Rede de Proteção Abrangente para Famílias em Luto
O programa estabelece uma rede de proteção robusta para os dependentes. Entre os principais benefícios, está a garantia de pensão integral e vitalícia para os familiares diretos, assegurando que as necessidades básicas sejam atendidas. Além do suporte financeiro, o projeto prevê atendimento psicológico gratuito, fundamental para auxiliar no processo de luto e adaptação à nova realidade.
A assistência jurídica também é um pilar importante, com o objetivo de orientar e apoiar os familiares em eventuais processos legais decorrentes do evento que vitimou o agente. Outro ponto relevante é a prioridade de matrícula em escolas públicas, programas de capacitação e concursos públicos federais, facilitando a reinserção e o desenvolvimento dos membros da família.

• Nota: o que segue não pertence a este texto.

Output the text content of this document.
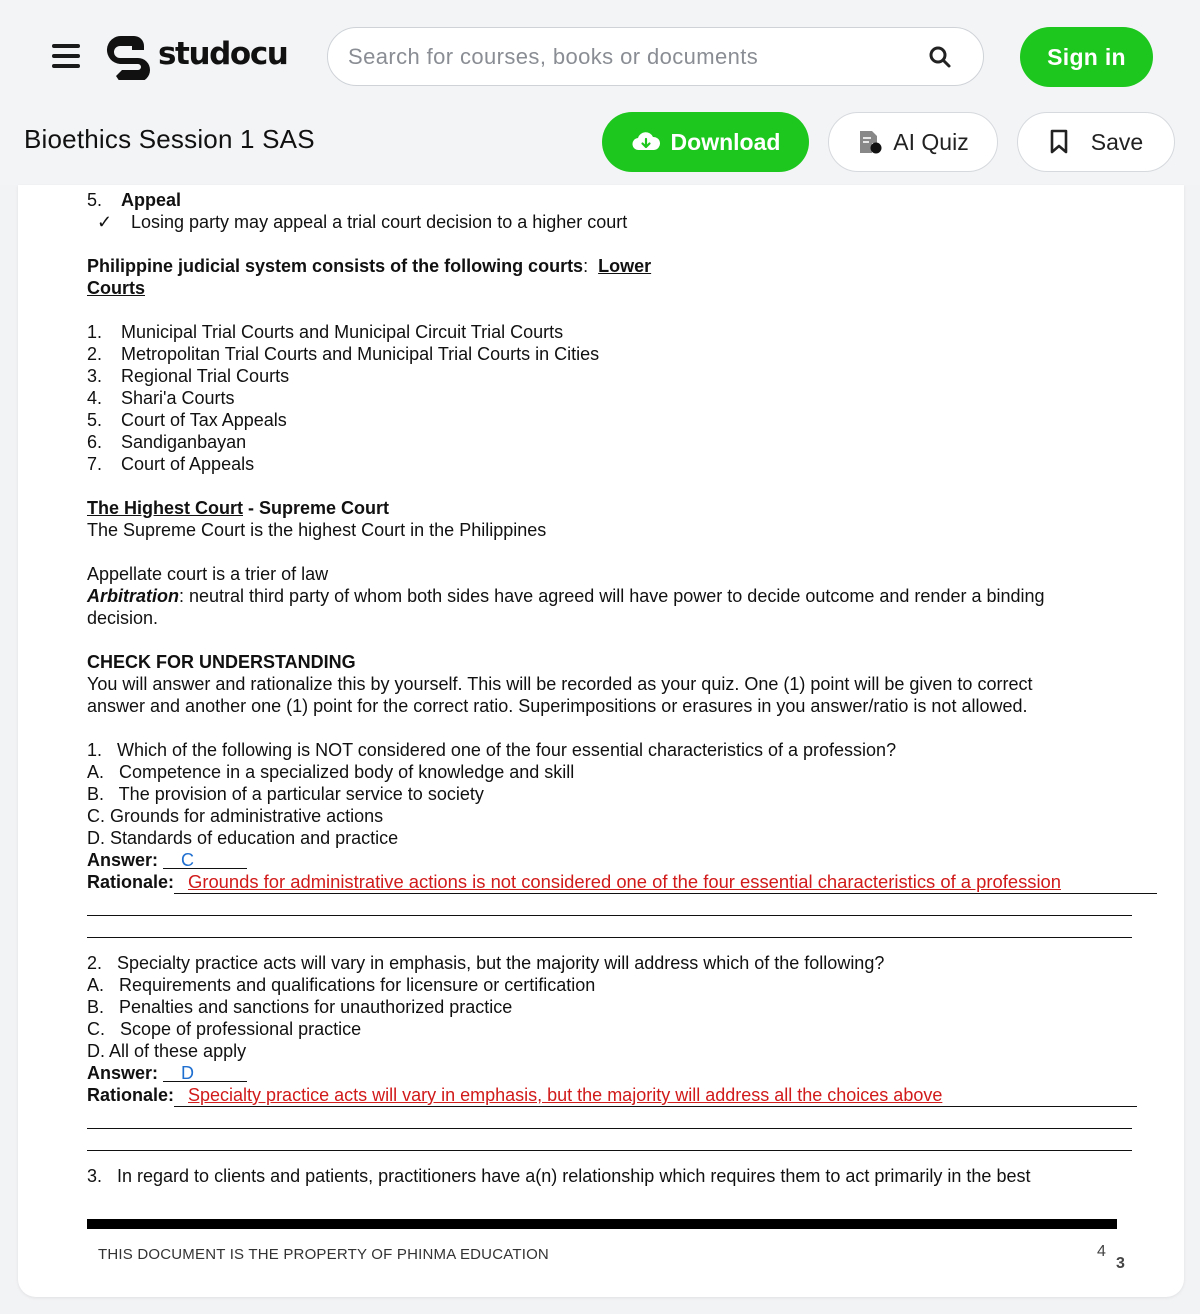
studocu
Search for courses, books or documents	Sign in
Bioethics Session 1 SAS	Download	AI Quiz	Save

5.	Appeal

✓	Losing party may appeal a trial court decision to a higher court

Philippine judicial system consists of the following courts: Lower

Courts

1.	Municipal Trial Courts and Municipal Circuit Trial Courts

2.	Metropolitan Trial Courts and Municipal Trial Courts in Cities

3.	Regional Trial Courts

4.	Shari'a Courts

5.	Court of Tax Appeals

6.	Sandiganbayan

7.	Court of Appeals

The Highest Court - Supreme Court

The Supreme Court is the highest Court in the Philippines

Appellate court is a trier of law

Arbitration: neutral third party of whom both sides have agreed will have power to decide outcome and render a binding

decision.

CHECK FOR UNDERSTANDING

You will answer and rationalize this by yourself. This will be recorded as your quiz. One (1) point will be given to correct

answer and another one (1) point for the correct ratio. Superimpositions or erasures in you answer/ratio is not allowed.

1.   Which of the following is NOT considered one of the four essential characteristics of a profession?

A.   Competence in a specialized body of knowledge and skill

B.   The provision of a particular service to society

C. Grounds for administrative actions

D. Standards of education and practice

Answer: C

Rationale: Grounds for administrative actions is not considered one of the four essential characteristics of a profession

2.   Specialty practice acts will vary in emphasis, but the majority will address which of the following?

A.   Requirements and qualifications for licensure or certification

B.   Penalties and sanctions for unauthorized practice

C.   Scope of professional practice

D. All of these apply

Answer: D

Rationale: Specialty practice acts will vary in emphasis, but the majority will address all the choices above

3.   In regard to clients and patients, practitioners have a(n) relationship which requires them to act primarily in the best

THIS DOCUMENT IS THE PROPERTY OF PHINMA EDUCATION	4
3
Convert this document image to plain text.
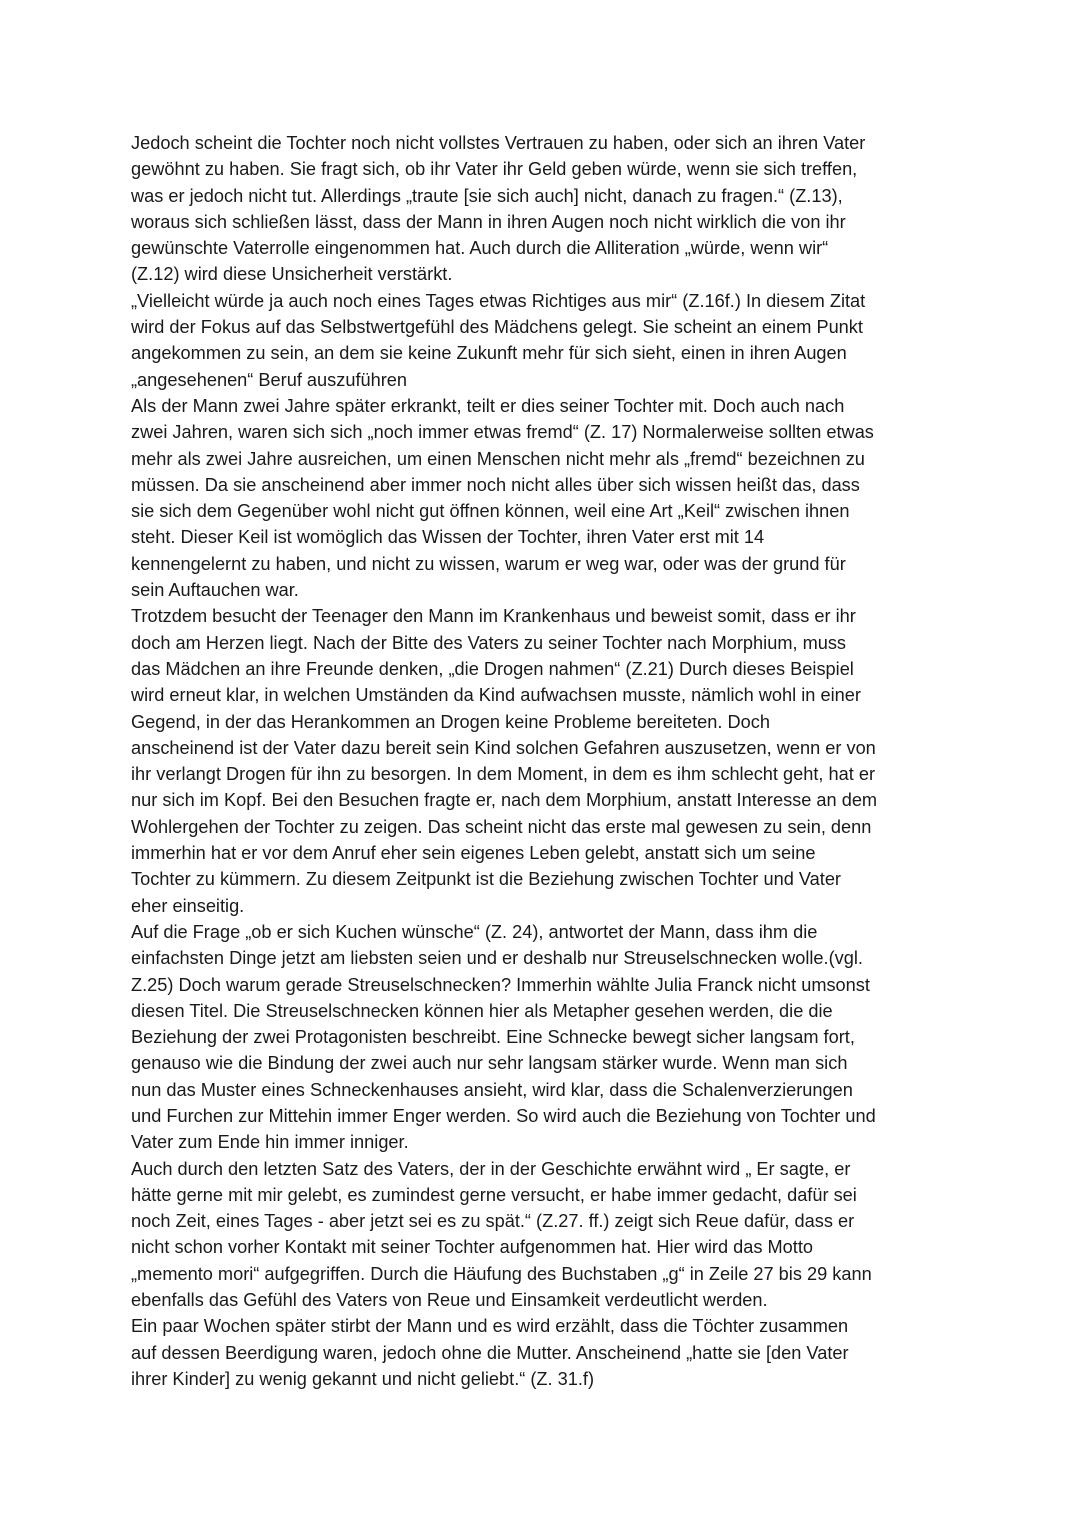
Jedoch scheint die Tochter noch nicht vollstes Vertrauen zu haben, oder sich an ihren Vater
gewöhnt zu haben. Sie fragt sich, ob ihr Vater ihr Geld geben würde, wenn sie sich treffen,
was er jedoch nicht tut. Allerdings „traute [sie sich auch] nicht, danach zu fragen.“ (Z.13),
woraus sich schließen lässt, dass der Mann in ihren Augen noch nicht wirklich die von ihr
gewünschte Vaterrolle eingenommen hat. Auch durch die Alliteration „würde, wenn wir“
(Z.12) wird diese Unsicherheit verstärkt.
„Vielleicht würde ja auch noch eines Tages etwas Richtiges aus mir“ (Z.16f.) In diesem Zitat
wird der Fokus auf das Selbstwertgefühl des Mädchens gelegt. Sie scheint an einem Punkt
angekommen zu sein, an dem sie keine Zukunft mehr für sich sieht, einen in ihren Augen
„angesehenen“ Beruf auszuführen
Als der Mann zwei Jahre später erkrankt, teilt er dies seiner Tochter mit. Doch auch nach
zwei Jahren, waren sich sich „noch immer etwas fremd“ (Z. 17) Normalerweise sollten etwas
mehr als zwei Jahre ausreichen, um einen Menschen nicht mehr als „fremd“ bezeichnen zu
müssen. Da sie anscheinend aber immer noch nicht alles über sich wissen heißt das, dass
sie sich dem Gegenüber wohl nicht gut öffnen können, weil eine Art „Keil“ zwischen ihnen
steht. Dieser Keil ist womöglich das Wissen der Tochter, ihren Vater erst mit 14
kennengelernt zu haben, und nicht zu wissen, warum er weg war, oder was der grund für
sein Auftauchen war.
Trotzdem besucht der Teenager den Mann im Krankenhaus und beweist somit, dass er ihr
doch am Herzen liegt. Nach der Bitte des Vaters zu seiner Tochter nach Morphium, muss
das Mädchen an ihre Freunde denken, „die Drogen nahmen“ (Z.21) Durch dieses Beispiel
wird erneut klar, in welchen Umständen da Kind aufwachsen musste, nämlich wohl in einer
Gegend, in der das Herankommen an Drogen keine Probleme bereiteten. Doch
anscheinend ist der Vater dazu bereit sein Kind solchen Gefahren auszusetzen, wenn er von
ihr verlangt Drogen für ihn zu besorgen. In dem Moment, in dem es ihm schlecht geht, hat er
nur sich im Kopf. Bei den Besuchen fragte er, nach dem Morphium, anstatt Interesse an dem
Wohlergehen der Tochter zu zeigen. Das scheint nicht das erste mal gewesen zu sein, denn
immerhin hat er vor dem Anruf eher sein eigenes Leben gelebt, anstatt sich um seine
Tochter zu kümmern. Zu diesem Zeitpunkt ist die Beziehung zwischen Tochter und Vater
eher einseitig.
Auf die Frage „ob er sich Kuchen wünsche“ (Z. 24), antwortet der Mann, dass ihm die
einfachsten Dinge jetzt am liebsten seien und er deshalb nur Streuselschnecken wolle.(vgl.
Z.25) Doch warum gerade Streuselschnecken? Immerhin wählte Julia Franck nicht umsonst
diesen Titel. Die Streuselschnecken können hier als Metapher gesehen werden, die die
Beziehung der zwei Protagonisten beschreibt. Eine Schnecke bewegt sicher langsam fort,
genauso wie die Bindung der zwei auch nur sehr langsam stärker wurde. Wenn man sich
nun das Muster eines Schneckenhauses ansieht, wird klar, dass die Schalenverzierungen
und Furchen zur Mittehin immer Enger werden. So wird auch die Beziehung von Tochter und
Vater zum Ende hin immer inniger.
Auch durch den letzten Satz des Vaters, der in der Geschichte erwähnt wird „ Er sagte, er
hätte gerne mit mir gelebt, es zumindest gerne versucht, er habe immer gedacht, dafür sei
noch Zeit, eines Tages - aber jetzt sei es zu spät.“ (Z.27. ff.) zeigt sich Reue dafür, dass er
nicht schon vorher Kontakt mit seiner Tochter aufgenommen hat. Hier wird das Motto
„memento mori“ aufgegriffen. Durch die Häufung des Buchstaben „g“ in Zeile 27 bis 29 kann
ebenfalls das Gefühl des Vaters von Reue und Einsamkeit verdeutlicht werden.
Ein paar Wochen später stirbt der Mann und es wird erzählt, dass die Töchter zusammen
auf dessen Beerdigung waren, jedoch ohne die Mutter. Anscheinend „hatte sie [den Vater
ihrer Kinder] zu wenig gekannt und nicht geliebt.“ (Z. 31.f)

Justificativa para a Criação do Programa
O relator do projeto, deputado Allan Garcês (PP-MA), destacou a urgência da medida diante do crescimento da violência contra agentes de segurança. Ele citou um levantamento do Instituto Monte Castelo que aponta para o trágico número de 2.671 agentes de segurança assassinados no Brasil entre 2015 e 2025. Garcês ressaltou que a Constituição Federal não tratava de forma clara a questão da pensão para dependentes de algumas categorias de profissionais de segurança falecidos em serviço, nem esclarecia sobre limitadores financeiros e tempo de duração da pensão por morte.

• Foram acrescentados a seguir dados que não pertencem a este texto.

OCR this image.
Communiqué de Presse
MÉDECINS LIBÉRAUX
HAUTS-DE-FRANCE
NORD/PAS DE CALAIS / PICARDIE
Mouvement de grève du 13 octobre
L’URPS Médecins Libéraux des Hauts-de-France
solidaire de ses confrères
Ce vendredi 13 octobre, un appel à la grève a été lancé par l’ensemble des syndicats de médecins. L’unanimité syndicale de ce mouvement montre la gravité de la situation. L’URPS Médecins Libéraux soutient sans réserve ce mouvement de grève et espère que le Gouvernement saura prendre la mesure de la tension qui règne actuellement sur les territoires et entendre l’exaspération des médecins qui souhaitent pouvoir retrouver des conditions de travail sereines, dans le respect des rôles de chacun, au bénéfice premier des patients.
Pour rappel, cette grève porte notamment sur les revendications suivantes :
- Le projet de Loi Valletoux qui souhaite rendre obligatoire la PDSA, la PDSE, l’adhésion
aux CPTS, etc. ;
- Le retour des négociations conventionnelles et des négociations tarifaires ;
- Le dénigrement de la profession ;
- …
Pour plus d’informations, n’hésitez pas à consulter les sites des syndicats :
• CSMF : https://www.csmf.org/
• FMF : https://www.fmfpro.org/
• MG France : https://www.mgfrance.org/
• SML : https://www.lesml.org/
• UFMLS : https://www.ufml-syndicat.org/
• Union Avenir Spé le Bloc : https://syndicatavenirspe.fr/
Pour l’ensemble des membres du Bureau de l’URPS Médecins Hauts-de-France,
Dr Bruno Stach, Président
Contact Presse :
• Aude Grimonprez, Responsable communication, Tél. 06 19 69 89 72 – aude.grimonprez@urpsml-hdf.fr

“Também não esclareceu sobre a aplicação dos limitadores financeiros da pensão e do tempo de duração da pensão por morte por dependente, razão pela qual se pretende criar um programa nacional de apoio às famílias”, explicou o relator, enfatizando a necessidade de um programa nacional que uniformize e garanta esse apoio.
Ampliação das Categorias Beneficiadas
O texto aprovado pela comissão trouxe importantes modificações em relação ao projeto original. O deputado Allan Garcês ampliou o escopo do programa para incluir policiais legislativos e profissionais de perícia criminal (polícia científica). A inclusão dos peritos foi considerada fundamental para manter a coerência com leis federais já existentes que reconhecem a categoria.
Para os policiais legislativos, a justificativa é que eles também realizam serviços externos e se encontram em situação de vulnerabilidade. A proposta aprovada define como servidores de segurança pública, para fins de apoio, os integrantes da Polícia Federal, Rodoviária Federal, Ferroviária Federal, polícias civis e militares, corpos de bombeiros militares, polícias penais e legislativas, guardas municipais e órgãos de perícia oficial de natureza criminal.
Próximos Passos na Câmara dos Deputados
O projeto agora seguirá para análise nas comissões de Finanças e Tributação, e de Constituição e Justiça e de Cidadania. Por tramitar em caráter conclusivo, a proposta poderá ser enviada diretamente ao Senado Federal caso seja aprovada por essas comissões, sem a necessidade de passar pelo Plenário da Câmara. Para se tornar lei, o projeto ainda precisa ser aprovado pelas duas casas legislativas e sancionado pelo Presidente da República.